La police genevoise a indiqué mercredi qu'elle redoublera d'attention aux abords des écoles pendant la semaine de la rentrée scolaire, programmée lundi prochain. Des contrôles de vitesse et des contrôles des véhicules seront effectués. Les forces de l'ordre mettront aussi l'accent sur les stationnements illicites ou dangereux.

La police genevoise sera aidée dans sa tâche par la police de proximité ainsi que les polices municipales. La présence visible et dissuasive des agents vise à assurer la sécurité des enfants sur le chemin de l'école et à rappeler aux usagers de la route les bons comportements à adopter près des établissements scolaires.

Par ailleurs, la police conseille aux parents d'effectuer avec leurs enfants le trajet pour se rendre à l'école quelques jours avant la rentrée afin de les y familiariser.
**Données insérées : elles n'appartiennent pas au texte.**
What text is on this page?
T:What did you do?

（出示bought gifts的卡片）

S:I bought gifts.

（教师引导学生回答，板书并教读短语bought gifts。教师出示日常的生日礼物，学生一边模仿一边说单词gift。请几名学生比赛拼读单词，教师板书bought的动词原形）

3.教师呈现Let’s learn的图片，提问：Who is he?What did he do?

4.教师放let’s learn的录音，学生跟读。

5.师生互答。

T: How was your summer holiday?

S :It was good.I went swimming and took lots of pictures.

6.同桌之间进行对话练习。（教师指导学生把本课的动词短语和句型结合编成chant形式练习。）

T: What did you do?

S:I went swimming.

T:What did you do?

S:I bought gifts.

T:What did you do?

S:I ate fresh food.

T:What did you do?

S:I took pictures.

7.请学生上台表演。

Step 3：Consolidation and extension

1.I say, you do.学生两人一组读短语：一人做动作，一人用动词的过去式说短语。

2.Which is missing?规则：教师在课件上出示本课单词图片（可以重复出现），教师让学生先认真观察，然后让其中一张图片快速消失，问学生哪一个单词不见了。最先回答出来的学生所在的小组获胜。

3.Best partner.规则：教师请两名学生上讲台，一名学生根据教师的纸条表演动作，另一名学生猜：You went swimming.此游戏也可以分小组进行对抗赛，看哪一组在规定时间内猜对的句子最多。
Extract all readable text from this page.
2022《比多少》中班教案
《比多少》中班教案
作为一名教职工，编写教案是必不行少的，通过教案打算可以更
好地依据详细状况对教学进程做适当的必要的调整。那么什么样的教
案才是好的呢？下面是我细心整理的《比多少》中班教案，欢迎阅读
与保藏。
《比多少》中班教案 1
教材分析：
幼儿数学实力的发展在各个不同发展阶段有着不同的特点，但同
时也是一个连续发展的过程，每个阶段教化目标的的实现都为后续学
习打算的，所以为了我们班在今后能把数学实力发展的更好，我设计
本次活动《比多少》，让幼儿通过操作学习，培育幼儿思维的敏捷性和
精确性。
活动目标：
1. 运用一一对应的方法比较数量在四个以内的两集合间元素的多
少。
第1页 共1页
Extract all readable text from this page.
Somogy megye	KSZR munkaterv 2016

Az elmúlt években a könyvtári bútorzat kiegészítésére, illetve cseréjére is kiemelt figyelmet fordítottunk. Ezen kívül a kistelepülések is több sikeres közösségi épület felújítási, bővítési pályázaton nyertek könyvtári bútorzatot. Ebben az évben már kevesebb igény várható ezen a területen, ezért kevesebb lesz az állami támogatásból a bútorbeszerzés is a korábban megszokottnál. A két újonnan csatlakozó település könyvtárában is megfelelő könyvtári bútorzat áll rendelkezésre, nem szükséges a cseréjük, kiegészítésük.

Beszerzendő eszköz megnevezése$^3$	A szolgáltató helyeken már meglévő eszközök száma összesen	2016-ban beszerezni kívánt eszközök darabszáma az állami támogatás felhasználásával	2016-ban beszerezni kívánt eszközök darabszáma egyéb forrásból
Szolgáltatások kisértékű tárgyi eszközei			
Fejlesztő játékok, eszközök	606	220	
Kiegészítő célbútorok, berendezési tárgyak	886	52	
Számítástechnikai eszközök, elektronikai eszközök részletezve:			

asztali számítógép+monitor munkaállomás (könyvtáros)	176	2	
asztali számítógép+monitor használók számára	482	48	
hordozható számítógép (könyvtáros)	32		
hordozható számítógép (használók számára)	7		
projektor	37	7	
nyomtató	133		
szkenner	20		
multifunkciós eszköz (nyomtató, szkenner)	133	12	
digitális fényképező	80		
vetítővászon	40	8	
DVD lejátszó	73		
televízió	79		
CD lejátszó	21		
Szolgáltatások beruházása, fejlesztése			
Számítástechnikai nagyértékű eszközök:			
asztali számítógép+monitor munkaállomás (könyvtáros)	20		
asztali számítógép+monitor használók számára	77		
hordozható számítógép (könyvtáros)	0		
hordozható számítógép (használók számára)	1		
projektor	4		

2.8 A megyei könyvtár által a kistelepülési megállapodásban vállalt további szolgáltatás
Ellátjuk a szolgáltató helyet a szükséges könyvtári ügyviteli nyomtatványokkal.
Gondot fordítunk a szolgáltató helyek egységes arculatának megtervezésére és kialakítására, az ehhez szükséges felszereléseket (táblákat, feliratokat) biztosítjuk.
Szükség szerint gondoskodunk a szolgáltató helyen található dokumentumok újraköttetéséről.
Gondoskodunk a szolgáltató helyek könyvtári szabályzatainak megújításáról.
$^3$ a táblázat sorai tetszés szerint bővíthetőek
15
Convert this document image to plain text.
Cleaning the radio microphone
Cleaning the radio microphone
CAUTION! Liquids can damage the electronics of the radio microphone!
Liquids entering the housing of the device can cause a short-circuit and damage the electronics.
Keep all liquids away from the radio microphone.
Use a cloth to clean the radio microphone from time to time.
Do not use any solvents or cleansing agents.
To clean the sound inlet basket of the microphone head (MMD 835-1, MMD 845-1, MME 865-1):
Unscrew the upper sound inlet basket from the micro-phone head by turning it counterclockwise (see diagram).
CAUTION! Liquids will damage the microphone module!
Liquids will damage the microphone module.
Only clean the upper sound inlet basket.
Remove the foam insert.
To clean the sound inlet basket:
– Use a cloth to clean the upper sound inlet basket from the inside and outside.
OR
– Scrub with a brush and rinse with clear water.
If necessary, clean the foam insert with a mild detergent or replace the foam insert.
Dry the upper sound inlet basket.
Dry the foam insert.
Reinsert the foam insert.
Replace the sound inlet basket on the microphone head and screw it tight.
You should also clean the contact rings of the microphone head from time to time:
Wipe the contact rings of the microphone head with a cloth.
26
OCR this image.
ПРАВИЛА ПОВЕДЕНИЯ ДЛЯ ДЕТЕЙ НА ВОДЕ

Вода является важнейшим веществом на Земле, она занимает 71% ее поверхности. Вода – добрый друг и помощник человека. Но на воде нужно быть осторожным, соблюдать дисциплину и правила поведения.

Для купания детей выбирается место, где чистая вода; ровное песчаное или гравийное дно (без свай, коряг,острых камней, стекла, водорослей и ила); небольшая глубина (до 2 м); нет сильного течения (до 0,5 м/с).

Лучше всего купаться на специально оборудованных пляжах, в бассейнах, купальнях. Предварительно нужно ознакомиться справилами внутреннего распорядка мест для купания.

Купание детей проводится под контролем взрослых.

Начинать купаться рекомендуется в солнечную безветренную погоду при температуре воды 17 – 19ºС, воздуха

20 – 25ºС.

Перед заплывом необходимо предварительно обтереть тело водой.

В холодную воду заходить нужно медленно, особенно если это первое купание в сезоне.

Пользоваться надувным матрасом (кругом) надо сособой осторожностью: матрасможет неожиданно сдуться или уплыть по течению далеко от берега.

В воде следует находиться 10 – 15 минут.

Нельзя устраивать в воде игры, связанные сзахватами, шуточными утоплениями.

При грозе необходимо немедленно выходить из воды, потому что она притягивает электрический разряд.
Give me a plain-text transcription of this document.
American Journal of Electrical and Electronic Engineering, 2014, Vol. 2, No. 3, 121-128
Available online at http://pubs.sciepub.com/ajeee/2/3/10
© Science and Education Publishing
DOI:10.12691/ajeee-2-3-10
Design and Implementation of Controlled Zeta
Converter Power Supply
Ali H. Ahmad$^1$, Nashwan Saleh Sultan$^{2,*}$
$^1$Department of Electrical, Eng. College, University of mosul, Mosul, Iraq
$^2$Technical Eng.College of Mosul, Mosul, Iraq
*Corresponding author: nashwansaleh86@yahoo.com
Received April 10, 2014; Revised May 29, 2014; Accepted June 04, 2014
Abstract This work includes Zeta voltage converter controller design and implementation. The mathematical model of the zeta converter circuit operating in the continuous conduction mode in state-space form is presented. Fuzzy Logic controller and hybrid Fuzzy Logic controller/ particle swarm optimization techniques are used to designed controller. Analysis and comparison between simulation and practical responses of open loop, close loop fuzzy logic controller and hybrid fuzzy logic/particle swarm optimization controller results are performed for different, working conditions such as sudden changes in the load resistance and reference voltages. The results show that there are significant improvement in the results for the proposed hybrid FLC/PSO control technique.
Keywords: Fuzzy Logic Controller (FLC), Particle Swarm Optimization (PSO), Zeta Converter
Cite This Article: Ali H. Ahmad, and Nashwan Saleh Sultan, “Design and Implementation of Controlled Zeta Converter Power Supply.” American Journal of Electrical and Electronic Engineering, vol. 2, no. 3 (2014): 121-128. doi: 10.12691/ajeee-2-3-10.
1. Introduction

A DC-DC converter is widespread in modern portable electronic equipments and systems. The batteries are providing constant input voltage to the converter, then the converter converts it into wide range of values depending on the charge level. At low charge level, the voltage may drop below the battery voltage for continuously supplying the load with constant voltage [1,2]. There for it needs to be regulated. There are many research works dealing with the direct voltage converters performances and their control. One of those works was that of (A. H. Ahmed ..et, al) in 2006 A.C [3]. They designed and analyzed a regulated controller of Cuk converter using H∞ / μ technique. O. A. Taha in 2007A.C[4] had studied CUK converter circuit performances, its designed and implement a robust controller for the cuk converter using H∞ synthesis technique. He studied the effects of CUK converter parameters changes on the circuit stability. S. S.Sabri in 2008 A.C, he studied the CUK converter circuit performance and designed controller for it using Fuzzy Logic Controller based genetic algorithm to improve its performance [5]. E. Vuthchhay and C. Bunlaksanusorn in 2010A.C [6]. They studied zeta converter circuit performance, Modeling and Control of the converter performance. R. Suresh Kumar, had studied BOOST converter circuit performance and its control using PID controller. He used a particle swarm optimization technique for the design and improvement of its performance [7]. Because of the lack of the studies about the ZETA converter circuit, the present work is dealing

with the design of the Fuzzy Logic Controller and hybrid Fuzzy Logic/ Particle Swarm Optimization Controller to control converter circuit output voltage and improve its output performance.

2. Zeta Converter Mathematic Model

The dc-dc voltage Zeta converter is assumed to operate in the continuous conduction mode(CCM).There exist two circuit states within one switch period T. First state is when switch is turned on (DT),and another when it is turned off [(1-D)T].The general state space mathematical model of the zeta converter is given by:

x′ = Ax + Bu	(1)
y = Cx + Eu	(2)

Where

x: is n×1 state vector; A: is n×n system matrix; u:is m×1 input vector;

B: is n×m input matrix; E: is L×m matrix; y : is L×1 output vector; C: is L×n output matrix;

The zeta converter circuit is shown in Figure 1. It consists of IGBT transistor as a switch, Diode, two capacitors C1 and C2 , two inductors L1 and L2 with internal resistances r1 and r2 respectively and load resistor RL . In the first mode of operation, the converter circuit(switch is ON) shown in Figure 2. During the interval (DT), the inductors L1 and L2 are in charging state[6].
Le premier jour d'école est en effet souvent un moment de stress pour les élèves, font remarquer les forces de l'ordre dans un communiqué.

Enfin, la police rend les parents attentifs à leur propre comportement lorsqu'ils conduisent leurs enfants à l'école. Les voitures ne doivent pas s'arrêter dans des endroits dangereux où elles peuvent masquer la vue des élèves au même titre que celle des autres usagers de la route.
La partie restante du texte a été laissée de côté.